Steckbrief Siglhütte


Höhe: 1160 m

Öffnungszeiten: ganzjährig für Selbstversorger

Übernachtungsplätze: 22 Schlafplätze in fünf Räumen

Preise: 15 EUR für Sektionsmitglieder Erwachsen, 7 Euro für Kinder (7-18 Jahre), kostenfreu für Kinder unter 7 Jahre

Anreise Sommer: Mit der Bahn von München nach Prien, von dort per Bus über Seegatterl bis zur 15 Gehminuten  entfernten Winklmoosalm

Anreise Winter: Während der Betriebszeiten der Gondelbahn kann man von Seegatterl mit der Gondel zur Winklmoosalm fahren. Alternativ: ca. 1,5 Std. leichte Wanderung. Die Mautstraße zur Winklmoosalm ist im Winter nur außerhalb der Bahn-Betriebszeiten geöffnet.

Infos und Buchung


Buchungshinweise für SV-Hütten


Auch wenn die Winklmooshütte „halb in der Zivilisation“ liegt: die wichtigsten Regeln für Selbstversorgerhütten gelten auch hier.

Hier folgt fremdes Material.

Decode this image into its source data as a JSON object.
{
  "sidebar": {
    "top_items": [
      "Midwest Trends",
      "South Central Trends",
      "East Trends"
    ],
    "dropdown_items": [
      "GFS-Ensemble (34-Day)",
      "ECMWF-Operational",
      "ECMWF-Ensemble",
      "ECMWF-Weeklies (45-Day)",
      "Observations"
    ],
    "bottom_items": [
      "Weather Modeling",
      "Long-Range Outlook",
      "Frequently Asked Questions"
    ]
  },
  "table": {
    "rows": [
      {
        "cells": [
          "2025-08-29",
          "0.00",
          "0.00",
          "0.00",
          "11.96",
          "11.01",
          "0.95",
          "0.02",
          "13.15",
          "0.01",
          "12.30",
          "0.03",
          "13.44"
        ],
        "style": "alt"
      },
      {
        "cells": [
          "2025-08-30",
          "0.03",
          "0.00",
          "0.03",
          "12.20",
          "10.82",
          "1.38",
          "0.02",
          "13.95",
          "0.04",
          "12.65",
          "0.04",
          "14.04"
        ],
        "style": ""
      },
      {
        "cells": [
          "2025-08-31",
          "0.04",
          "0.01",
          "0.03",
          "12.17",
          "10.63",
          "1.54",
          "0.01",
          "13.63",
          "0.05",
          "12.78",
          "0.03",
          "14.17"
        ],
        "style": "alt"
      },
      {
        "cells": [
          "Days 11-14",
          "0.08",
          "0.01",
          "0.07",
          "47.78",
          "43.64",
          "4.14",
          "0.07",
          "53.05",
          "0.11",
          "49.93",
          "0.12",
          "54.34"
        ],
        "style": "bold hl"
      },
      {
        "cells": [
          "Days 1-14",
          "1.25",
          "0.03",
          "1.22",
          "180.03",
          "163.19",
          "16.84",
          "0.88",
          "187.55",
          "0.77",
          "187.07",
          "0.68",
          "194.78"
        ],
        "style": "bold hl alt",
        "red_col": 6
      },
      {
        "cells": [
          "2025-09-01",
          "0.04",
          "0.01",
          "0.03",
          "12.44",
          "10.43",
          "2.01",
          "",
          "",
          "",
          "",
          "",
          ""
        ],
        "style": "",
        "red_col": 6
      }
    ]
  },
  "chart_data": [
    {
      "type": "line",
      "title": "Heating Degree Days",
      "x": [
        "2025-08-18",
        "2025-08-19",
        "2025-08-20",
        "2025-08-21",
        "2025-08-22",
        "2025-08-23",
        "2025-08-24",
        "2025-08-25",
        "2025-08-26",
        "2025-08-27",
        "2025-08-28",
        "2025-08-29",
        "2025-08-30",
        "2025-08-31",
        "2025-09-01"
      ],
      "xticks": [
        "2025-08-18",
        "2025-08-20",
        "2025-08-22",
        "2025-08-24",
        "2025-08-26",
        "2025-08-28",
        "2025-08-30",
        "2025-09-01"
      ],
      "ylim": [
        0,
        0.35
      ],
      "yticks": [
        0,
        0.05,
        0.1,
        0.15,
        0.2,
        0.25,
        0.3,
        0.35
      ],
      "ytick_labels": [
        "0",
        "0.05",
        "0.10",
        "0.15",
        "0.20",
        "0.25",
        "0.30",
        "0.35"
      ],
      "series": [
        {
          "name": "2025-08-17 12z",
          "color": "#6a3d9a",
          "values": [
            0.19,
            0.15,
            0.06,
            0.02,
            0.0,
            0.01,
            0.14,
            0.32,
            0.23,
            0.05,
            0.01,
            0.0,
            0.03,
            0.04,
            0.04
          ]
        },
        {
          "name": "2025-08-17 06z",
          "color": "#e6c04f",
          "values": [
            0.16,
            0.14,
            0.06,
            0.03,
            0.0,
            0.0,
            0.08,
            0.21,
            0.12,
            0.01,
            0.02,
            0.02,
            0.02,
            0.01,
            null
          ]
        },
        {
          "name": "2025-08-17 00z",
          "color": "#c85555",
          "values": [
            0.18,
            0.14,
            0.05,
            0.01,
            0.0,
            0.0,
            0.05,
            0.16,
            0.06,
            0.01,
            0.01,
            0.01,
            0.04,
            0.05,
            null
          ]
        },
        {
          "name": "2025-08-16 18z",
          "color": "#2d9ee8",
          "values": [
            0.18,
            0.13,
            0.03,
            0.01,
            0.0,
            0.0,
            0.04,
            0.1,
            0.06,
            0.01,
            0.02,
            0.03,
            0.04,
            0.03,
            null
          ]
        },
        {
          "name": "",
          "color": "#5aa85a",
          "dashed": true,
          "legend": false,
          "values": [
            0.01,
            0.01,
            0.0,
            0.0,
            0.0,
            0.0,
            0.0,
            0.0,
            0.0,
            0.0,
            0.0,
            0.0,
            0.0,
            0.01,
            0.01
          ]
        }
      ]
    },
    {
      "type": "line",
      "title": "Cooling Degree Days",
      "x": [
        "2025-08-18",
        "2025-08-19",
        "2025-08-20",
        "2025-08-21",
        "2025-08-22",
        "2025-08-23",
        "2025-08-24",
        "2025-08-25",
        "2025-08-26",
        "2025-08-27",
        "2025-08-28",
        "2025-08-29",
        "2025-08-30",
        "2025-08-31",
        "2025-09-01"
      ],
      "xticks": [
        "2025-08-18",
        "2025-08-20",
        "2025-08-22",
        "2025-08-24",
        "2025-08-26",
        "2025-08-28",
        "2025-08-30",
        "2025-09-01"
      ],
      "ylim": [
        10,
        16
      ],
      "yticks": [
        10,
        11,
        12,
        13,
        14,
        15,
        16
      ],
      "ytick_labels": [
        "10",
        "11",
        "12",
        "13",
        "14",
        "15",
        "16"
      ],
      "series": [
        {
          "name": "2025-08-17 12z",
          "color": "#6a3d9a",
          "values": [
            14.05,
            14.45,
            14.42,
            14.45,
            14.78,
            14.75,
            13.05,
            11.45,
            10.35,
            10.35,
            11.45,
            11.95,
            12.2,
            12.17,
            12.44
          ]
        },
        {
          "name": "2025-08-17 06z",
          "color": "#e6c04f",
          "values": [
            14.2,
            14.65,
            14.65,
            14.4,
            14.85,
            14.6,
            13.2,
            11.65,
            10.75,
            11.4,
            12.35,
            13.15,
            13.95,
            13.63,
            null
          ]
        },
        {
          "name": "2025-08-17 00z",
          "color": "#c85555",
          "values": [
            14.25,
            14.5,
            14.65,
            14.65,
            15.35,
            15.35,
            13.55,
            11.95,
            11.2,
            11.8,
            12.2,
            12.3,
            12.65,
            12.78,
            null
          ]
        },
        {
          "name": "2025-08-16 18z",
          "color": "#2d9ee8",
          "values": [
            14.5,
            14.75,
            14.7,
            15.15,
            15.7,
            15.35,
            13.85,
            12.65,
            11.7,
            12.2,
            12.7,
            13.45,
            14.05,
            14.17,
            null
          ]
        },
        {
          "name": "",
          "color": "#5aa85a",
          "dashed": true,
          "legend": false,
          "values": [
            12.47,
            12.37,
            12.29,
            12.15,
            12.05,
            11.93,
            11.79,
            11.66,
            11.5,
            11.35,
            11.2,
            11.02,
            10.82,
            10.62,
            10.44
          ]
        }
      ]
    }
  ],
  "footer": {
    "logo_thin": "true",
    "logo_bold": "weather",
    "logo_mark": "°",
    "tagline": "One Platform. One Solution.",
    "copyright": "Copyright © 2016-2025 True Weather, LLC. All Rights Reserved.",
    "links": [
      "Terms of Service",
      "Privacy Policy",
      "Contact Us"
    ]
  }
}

  • Selbstversorgerunterkünfte sind nicht allgemein zugänglich. Jedes volljährige Sektionsmitglied kann für sich als verantwortlichen Hüttenbesucher (= haftenden Vertragspartner) und begleitende Personen Schlafplätze buchen.
  • Bitte denkt daran, dass auch andere Gäste im Haus anwesend sein können.  Rücksichtnahme und Toleranz tragen zu einer guten Atmosphäre im Haus bei!
  • Die ausgehängte Hausordnung ist für alle Gäste verbindlich.
  • Das buchende Mitglied haftet bei verursachten Schäden für die angemeldete Gruppe.
  • Auf SV-Hütten ist um 23 Uhr Hütten-/Hausruhe.
  • Rauchen und off enes Feuer sind in unseren Hütten verboten! Auch Lagerfeuer sind im Umfeld der Hütte tabu!
  • Hunde und andere Haustiere sind nicht gestattet.